WHERE and HAVING, NOT IN and NOT EXISTS do similar things in SQL, but when should you use which? WHERE and HAVING: The main difference WHERE → works on individual rows. It is applied before GROUP BY — it filters the ‘raw’ data. HAVING → works with the results of aggregate functions (COUNT, SUM, AVG, …), in simpler terms, with groups. It is applied after GROUP BY — filtering already aggregated groups. When to use: WHERE → whenever possible (faster, reduces the volume of data in advance) HAVING → only when filtering by aggregates or by GROUP BY results is required Together, when WHERE comes before GROUP BY and HAVING comes after. NOT IN and NOT EXISTS: The main difference NOT IN → comparison with a list. Checks that the value is not in the list. But there is a critical nuance: if there is at least one NULL in the subquery, the result may be empty. The reason is the peculiarities of SQL’s three-valued logic (TRUE / FALSE / UNKNOWN). May be less efficient on large datasets. NOT EXISTS → checking for the existence of rows Checks that no row exists that satisfies the condition. Not affected by NULL values. Often optimises better (especially with indexes). When to use: Use NOT EXISTS by default if there is a subquery, NULL values are possible, and reliability is important. You can use NOT IN if you are 100% certain there are no NULL values and the list of values is simple. #Java #Backend #Developer #JavaDevelompent #Software #Programming #SQL #Relational #Database #DB #PostgreSQL #Oracle #MySQL #MariaDB
Nicely done especially on the NULL thing with NOT IN. Most people don't even bring that up.
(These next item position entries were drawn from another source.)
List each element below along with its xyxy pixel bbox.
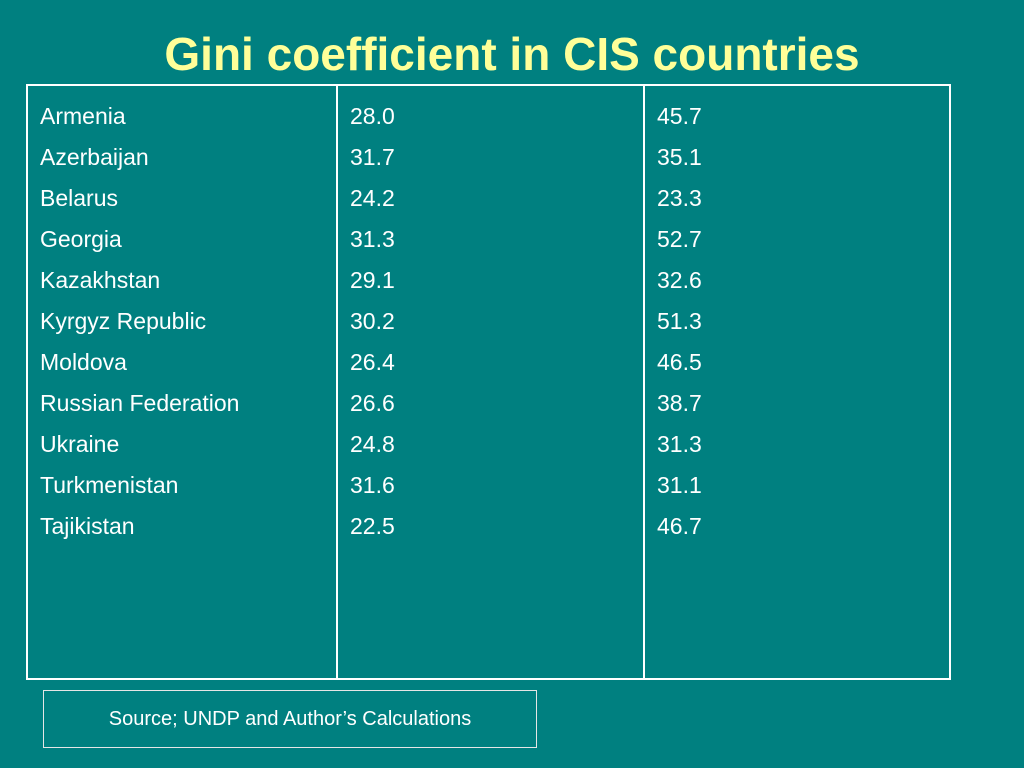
value-cell-col1: 26.6 [350,390,395,416]
country-cell: Kazakhstan [40,267,161,293]
value-cell-col2: 51.3 [657,308,702,334]
country-cell: Turkmenistan [40,472,179,498]
country-cell: Georgia [40,226,122,252]
value-cell-col2: 46.5 [657,349,702,375]
gini-table: Armenia Azerbaijan Belarus Georgia Kazakhsta… [26,84,951,680]
source-text: Source; UNDP and Author’s Calculations [108,707,472,730]
value-cell-col1: 24.8 [350,431,395,457]
slide-title: Gini coefficient in CIS countries [164,28,860,80]
country-cell: Kyrgyz Republic [40,308,207,334]
value-cell-col1: 28.0 [350,103,395,129]
country-cell: Belarus [40,185,118,211]
value-cell-col2: 23.3 [657,185,702,211]
value-cell-col1: 31.6 [350,472,395,498]
value-cell-col1: 31.7 [350,144,395,170]
country-cell: Moldova [40,349,127,375]
value-cell-col1: 31.3 [350,226,395,252]
value-cell-col1: 30.2 [350,308,395,334]
country-cell: Ukraine [40,431,120,457]
source-note: Source; UNDP and Author’s Calculations [43,690,537,748]
country-cell: Tajikistan [40,513,135,539]
value-cell-col2: 46.7 [657,513,702,539]
country-cell: Azerbaijan [40,144,149,170]
value-cell-col2: 38.7 [657,390,702,416]
value-cell-col2: 31.3 [657,431,702,457]
value-cell-col2: 35.1 [657,144,702,170]
country-cell: Armenia [40,103,126,129]
value-cell-col1: 26.4 [350,349,395,375]
country-cell: Russian Federation [40,390,240,416]
value-column-2: 45.7 35.1 23.3 52.7 32.6 51.3 46.5 38.7 31.3 31.1… [643,86,949,678]
value-cell-col2: 52.7 [657,226,702,252]
country-column: Armenia Azerbaijan Belarus Georgia Kazakhsta… [28,86,336,678]
value-cell-col2: 45.7 [657,103,702,129]
value-cell-col1: 29.1 [350,267,395,293]
value-cell-col1: 24.2 [350,185,395,211]
value-cell-col1: 22.5 [350,513,395,539]
value-cell-col2: 32.6 [657,267,702,293]
value-column-1: 28.0 31.7 24.2 31.3 29.1 30.2 26.4 26.6 24.8 31.6… [336,86,643,678]
value-cell-col2: 31.1 [657,472,702,498]
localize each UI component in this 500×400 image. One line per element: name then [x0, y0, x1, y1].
Great breakdown. especially calling out the NULL behavior in NOT IN, that’s something many overlook. 👍 Clear, practical, and directly applicable in real-world queries.
If it is possible to learn to use NOT EXISTS instead of NOT IN, it should also be possible to learn to add the condition 'WHERE ReturnColumn IS NOT NULL' when NOT IN is used. In SQL Server, both constructs are changed to INNER JOIN by the compiler.